Back at it after a week off on helping my employer out. Had to fly over to a new office and get the staff started on the right foot. Good to be back at my own desk and cosy bed.


Saw a nifty little video on the CBC web site about a London designer who has recycled old London subway carriages into office space. He's plucked then from the scrap heap and dropped on top of existing buildings. You may have noticed a soft spot for trains on this blog and particularly the goofier side of transport, (remember trains sucked through rubber tubes don't you?) so I'd thought I would dig up stuff on the the London Underground.


Anyway, the 1840's saw what was to be called the Railway Mania in England. Railways were where it's at then and everyone was tripping over themselves to by a stake in some new railroad. Speculative investing in new railways was crazy. Now it turned out that many never got off the ground, were gobbled up by bigger companies or were simply bogus, but the rage over railways was here to stay.


No wonder, compared to other investments there was a buck to be made. And more important, there was a middle class to invest their earnings. Propelled by the industrial revolution the railways were in demand and tracks needed to be laid and locomotives needed to be built. Not only was there an insatiable need to move goods, people had to be moved to. England was rapidly urbanizing and workers had to get to their jobs.

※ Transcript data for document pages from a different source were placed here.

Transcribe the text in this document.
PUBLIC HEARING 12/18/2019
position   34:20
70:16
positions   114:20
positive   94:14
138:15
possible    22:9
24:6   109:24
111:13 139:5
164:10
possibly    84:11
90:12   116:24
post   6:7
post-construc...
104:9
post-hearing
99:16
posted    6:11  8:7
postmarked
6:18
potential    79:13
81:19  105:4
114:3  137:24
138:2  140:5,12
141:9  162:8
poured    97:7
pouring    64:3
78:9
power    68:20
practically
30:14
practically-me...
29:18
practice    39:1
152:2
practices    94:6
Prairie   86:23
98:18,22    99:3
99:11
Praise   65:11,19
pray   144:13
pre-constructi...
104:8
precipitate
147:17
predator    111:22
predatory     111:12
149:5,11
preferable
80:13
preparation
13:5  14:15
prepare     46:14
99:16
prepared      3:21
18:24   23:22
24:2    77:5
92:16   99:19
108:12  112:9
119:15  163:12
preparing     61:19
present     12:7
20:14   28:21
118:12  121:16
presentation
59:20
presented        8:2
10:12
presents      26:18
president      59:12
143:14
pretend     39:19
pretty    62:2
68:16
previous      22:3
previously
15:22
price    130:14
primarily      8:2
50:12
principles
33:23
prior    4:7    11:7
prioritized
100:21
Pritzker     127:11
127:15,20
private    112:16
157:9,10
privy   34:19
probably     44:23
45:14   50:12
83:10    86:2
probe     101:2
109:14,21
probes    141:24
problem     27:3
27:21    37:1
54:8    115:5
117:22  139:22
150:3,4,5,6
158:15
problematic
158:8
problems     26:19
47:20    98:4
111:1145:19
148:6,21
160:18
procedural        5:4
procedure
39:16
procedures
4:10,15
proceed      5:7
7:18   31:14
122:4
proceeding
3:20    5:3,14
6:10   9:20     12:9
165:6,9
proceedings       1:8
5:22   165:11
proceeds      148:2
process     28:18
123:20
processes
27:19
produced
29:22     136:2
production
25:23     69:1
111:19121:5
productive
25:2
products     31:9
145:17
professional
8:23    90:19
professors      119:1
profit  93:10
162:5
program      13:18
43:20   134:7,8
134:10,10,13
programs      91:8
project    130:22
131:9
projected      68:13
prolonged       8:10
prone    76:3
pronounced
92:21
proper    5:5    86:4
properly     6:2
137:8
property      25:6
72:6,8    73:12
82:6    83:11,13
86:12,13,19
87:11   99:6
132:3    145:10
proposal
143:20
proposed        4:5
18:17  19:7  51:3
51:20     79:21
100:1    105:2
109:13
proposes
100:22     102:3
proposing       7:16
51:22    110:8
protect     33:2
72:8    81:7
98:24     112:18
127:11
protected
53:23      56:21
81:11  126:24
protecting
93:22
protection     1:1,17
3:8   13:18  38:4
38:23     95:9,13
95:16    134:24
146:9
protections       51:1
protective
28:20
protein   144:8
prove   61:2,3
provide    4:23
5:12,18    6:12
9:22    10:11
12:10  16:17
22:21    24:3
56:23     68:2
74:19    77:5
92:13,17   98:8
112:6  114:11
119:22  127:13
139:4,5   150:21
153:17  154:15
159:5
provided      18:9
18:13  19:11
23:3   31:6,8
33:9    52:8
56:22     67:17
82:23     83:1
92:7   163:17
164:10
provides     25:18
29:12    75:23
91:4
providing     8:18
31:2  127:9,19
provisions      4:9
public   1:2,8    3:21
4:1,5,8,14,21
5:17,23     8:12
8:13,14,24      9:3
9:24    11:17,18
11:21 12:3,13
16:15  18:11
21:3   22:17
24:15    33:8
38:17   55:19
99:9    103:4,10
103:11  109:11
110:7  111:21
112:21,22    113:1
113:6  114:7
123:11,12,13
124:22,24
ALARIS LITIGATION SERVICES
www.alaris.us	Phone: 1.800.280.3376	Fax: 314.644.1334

So back to the London Underground. There has been attempts to link suburban train stations in the 1840's by using shallow troughs but these never took off. The City was simply in the way. No one wanted hundreds of homes and roads destroyed to get even the beloved trains into downtown. Some lines were constructed, most notably to connect Paddington Station, but these were basically trenches that were covered over.


Lets jump ahead a few years and have a look at the first real tube train. The tube train could only exist once deep tunneling could be accomplished safely (sort of for the time- the construction of some of the shallow trenches, the so-called "cut and cover" was crazy. At one point they dug through the Fleet Ditch Sewer system near Farringdon). By 1970 tunnelling shields allowed deep excavation to proceed and a tunnel was bored under the Thames near Tower Hill. This was barely a railway in the true sense, just one car hauled back and forth on cables, but it was a start.


More improvements and access to electric locomotives made subways practical, and the first one showed up, The City & South London Railway in 1890. It was powered by an electric locomotive and had some 5+ kilometers of track in service. The ride was no hell and for some reason, probably due to the dark tunnels, the carriages had no windows. Could not imagine a weirder little ride. Patrons called them padded cells.